Durante el viaje de regreso, decenas de pasajeros duermen, otras decenas están a sus pantallas y otras tantas decenas, de miles de metros, les separan a todos del suelo.

Ágata regresa a un lugar al que hace años le prometió un reencuentro y, como el tiempo es eterno, los lugares siempre esperan. Relajada al fin de tantos meses de trabajo, guarda y ancla el carrito de los snacks, cuelga y alisa su chaqueta, y comienza a deshacer su coleta, para hacer otra cosa. O para, ella no lo sabe todavía, enredar más las cosas. ¿Para qué vuelves, Ágata? ¿Quién te ha pedido retorcer más el pasado?

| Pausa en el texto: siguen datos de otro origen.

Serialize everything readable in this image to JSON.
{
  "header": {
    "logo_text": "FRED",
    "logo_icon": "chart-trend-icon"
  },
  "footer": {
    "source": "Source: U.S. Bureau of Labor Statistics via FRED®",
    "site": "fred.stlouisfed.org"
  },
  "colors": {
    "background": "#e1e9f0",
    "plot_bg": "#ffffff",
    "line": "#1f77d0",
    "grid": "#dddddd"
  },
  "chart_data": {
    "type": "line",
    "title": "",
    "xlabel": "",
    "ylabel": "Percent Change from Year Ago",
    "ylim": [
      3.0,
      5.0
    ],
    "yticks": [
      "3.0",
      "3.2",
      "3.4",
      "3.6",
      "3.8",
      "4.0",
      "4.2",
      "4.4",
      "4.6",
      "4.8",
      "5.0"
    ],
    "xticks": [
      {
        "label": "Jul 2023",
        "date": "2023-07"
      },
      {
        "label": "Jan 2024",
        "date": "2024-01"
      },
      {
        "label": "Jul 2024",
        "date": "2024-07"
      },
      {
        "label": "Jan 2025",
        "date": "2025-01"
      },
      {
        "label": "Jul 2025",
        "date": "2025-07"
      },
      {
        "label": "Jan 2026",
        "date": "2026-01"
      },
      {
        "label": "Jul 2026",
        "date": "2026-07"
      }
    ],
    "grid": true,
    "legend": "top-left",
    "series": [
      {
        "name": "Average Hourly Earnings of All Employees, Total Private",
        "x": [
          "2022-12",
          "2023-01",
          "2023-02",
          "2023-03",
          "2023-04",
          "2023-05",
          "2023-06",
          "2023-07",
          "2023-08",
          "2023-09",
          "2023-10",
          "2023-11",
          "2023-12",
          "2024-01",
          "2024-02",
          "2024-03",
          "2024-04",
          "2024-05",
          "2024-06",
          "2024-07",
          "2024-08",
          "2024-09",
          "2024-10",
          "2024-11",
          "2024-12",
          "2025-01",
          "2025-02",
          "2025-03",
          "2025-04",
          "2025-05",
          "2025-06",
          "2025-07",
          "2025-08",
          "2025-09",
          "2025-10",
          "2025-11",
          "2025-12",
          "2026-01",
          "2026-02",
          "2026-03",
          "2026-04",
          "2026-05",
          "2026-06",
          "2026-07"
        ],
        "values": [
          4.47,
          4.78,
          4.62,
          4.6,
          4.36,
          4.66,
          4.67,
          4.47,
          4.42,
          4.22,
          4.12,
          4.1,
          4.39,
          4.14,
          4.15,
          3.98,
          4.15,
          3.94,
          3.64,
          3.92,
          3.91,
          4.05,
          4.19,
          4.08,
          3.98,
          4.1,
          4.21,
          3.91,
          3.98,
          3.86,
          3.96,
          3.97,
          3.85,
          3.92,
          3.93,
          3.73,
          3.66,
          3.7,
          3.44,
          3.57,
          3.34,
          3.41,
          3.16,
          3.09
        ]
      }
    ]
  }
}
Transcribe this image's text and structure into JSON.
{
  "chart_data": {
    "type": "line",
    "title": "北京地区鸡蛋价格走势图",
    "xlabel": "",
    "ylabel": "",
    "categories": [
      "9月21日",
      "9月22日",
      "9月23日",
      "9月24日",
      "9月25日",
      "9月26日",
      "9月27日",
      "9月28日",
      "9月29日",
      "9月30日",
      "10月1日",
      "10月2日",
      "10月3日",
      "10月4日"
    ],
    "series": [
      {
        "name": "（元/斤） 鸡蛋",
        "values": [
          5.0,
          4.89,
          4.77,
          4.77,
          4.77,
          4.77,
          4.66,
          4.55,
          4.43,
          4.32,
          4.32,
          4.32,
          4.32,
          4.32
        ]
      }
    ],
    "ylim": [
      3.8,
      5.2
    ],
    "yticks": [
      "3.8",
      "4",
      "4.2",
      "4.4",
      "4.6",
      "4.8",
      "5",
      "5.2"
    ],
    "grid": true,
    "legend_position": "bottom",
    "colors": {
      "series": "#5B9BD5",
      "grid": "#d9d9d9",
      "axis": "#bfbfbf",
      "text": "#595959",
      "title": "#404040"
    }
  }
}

Sus compañeros de la tripulación deben ayudarla a sostenerse el pelo y evitar que se desnuque. La melena cae pesada al suelo. Desestabiliza el horizonte del aparato, desestabiliza a más de un soltero, a dos casados y a tres chicas modernas.

Comienza la trenza. Les faltan manos. Les ayudan los de primera clase, se coordinan para pasar cada mata, enroscan y tejen, estirando el pelo. Que ya llega a segunda. Y hacen turnos para entrenzar cada sección, un señor colabora haciendo, a modo de canasto, su parte, mientras es desplazado de su asiento, empujado por la cabellera indomable. Y ya es todo el pasaje, a lo largo de veintisiete metros, alisando y tensando. Una trenza inusual, en un avión que se torsiona y se retuerce, haciendo saltar remaches, chalecos y cables, anudándose sobre sí mismo, atando cabos de esta pelambre infinita, peinando los recuerdos, que se estrujan en el cerebro de Ágata.

Se trenza el Boeing, se peina el cielo, se giran los planes. Y ya nadie espera en tierra.